Global service group does not failover in local cluster

book

Article ID: 100063121

calendar_today

Updated On:

Description

Error Message

The following is repeatedly reported in the /etc/VRTSvcs/log/wac_A.log on the primary cluster.

2024/02/06 12:20:18 VCS WARNING V-16-1-10519 IpmHandle::send peer closed
 

The following is repeatedly reported in the /etc/VRTSvcs/log/wac_A.log on the secondary (DR) cluster

VCS ERROR V-16-3-18491 Unable to connect to remote cluster xxxxx securely
2024/02/06 12:20:41 VCS INFO V-16-3-18306 Initiating connection to cluster prodclus at xxx.xxx.xx.xxx

Where xxxx refers to the remote cluster name and cluster ip address respectively. Normal switch activity will be successful up until the node crashes.

The remote cluster will be in an INIT state.

hastatus -sum

-- SYSTEM STATE
-- System               State                Frozen

A  server101            RUNNING              0
A  server102            RUNNING              0

-- GROUP STATE
-- Group           System               Probed     AutoDisabled    State

....

-- WAN HEARTBEAT STATE
-- Heartbeat       To                   State

M  Icmp            drclus               ALIVE

-- REMOTE CLUSTER STATE
-- Cluster         State

N  drclus          INIT

...

P  globalgroup     drclus:drserver201   Y          N               OFFLINE

The following command may show the service group in a migrate state from node that crashed.
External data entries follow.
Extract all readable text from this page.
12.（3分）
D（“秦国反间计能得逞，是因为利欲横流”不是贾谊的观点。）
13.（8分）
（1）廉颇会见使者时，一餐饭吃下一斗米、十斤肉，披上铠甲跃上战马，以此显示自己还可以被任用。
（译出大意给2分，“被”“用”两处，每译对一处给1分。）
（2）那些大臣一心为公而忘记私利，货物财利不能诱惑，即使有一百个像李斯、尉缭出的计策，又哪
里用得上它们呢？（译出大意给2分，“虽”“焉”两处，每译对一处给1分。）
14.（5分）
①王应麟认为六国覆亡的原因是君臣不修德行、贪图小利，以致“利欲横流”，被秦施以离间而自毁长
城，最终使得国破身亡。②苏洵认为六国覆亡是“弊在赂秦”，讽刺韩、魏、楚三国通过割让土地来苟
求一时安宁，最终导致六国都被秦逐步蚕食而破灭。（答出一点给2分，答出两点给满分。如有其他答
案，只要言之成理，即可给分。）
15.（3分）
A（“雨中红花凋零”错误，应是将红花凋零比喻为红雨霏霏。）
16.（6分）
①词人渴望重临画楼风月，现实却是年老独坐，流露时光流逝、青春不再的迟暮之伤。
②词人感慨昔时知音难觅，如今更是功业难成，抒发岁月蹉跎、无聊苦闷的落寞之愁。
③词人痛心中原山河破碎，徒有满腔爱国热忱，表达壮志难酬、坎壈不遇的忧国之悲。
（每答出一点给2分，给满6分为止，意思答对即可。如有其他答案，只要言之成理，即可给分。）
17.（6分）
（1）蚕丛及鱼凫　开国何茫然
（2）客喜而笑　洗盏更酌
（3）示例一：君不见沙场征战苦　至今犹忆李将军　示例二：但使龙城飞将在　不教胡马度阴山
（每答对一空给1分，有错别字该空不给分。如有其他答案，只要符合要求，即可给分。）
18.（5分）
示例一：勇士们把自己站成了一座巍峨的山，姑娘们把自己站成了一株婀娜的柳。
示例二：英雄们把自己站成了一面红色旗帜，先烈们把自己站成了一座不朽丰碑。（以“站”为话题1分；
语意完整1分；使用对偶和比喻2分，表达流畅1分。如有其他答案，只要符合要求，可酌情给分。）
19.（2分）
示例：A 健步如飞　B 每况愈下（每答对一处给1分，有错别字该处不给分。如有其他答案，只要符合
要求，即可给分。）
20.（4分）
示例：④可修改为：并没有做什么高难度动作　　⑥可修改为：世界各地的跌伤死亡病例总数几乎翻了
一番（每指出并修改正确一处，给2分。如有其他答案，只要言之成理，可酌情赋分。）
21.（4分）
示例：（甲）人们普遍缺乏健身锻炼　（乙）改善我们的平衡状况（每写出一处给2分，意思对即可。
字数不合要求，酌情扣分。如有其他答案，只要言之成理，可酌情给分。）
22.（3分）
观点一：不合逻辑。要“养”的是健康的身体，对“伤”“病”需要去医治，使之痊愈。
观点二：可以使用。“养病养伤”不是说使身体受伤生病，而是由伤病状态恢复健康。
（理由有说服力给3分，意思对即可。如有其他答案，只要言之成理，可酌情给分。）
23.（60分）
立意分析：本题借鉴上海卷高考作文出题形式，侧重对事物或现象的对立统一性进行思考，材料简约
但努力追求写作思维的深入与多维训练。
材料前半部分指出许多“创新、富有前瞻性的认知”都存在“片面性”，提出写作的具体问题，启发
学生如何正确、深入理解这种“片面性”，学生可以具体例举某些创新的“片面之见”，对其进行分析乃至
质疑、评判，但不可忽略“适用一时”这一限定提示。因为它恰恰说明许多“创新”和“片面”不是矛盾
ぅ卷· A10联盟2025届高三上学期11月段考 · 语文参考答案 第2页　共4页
hagrp -display -all|grep -i migrateq
ClusterService                    MigrateQ                         localclus
globalgroup                       MigrateQ              localclus     Server101
globalgroup                       MigrateQ              localclus     Server101

The following command may show a non zero value for the service group.

hagrp -display -all|grep -i intentonline

globalgroup                       IntentOnline              localclus     1
globalgroup                       IntentOnline              localclus     1

 

Cause

The ClusterService WAC process has been configured securely:

 ps -ef | grep wac
root       32467       1 12 09:16 ?        00:30:44 /opt/VRTSvcs/bin/wac -secure

Trust has not been (correctly configured) between the DR site to the node in question, due to which WAC is not able to enter a running state and will be stuck in an INIT state. 

Resolution

1. The immediate workaround is to flush the service group on both nodes and manually online the service group. i.e.

hagrp -flush globalgroup -sys server101

hagrp -flush globalgroup -sys server102

hagrp -online globalgroup -sys server102

 

2. The permanent solution is to either:

a. Modify the WAC start and monitor processes to run in insecure mode.

haconf -makerw

hares -modify wac StartProgram "/opt/VRTSvcs/bin/wacstart"
hares -modify wac MonitorProcesses "/opt/VRTSvcs/bin/wac"

haconf -dump -makerw

b. Establish trust between the problem node and the DR cluster. The following must be run on the node where the service group will not online, and on all nodes at the DR site.

export EAT_DATA_DIR=/var/VRTSvcs/vcsauth/data/WAC 
/opt/VRTSvcs/bin/vcsat setuptrust –b xxx.xxx.xx.xxx:14149 –s high

Where xxx.xxx.xx.xxx is an IP address on the remote node. 

Example assuming the following:

server102 is the node where the service group does not come online and has an IP address of 192.168.10.102.

DRserver201 is a node on the DR site with an IP address of 192.168.10.201.

DRServer202 is the second node on the DR site with an ip address of 192.168.10.202. 

The following is executed on server102:

export EAT_DATA_DIR=/var/VRTSvcs/vcsauth/data/WAC 
/opt/VRTSvcs/bin/vcsat setuptrust –b 192.168.10.201:14149 –s high

export EAT_DATA_DIR=/var/VRTSvcs/vcsauth/data/WAC 
/opt/VRTSvcs/bin/vcsat setuptrust –b 192.168.10.202:14149 –s high

The following is executed on DRServer201 and DRServer202

export EAT_DATA_DIR=/var/VRTSvcs/vcsauth/data/WAC 
/opt/VRTSvcs/bin/vcsat setuptrust –b 192.168.10.102:14149 –s high

Issue/Introduction

A service group does not fail-over within the local cluster in a GCO configuration. That is, in the event of a crash, a service group will successfully fail-over from node A to node B, but will not attempt to fail-over from node B to node A.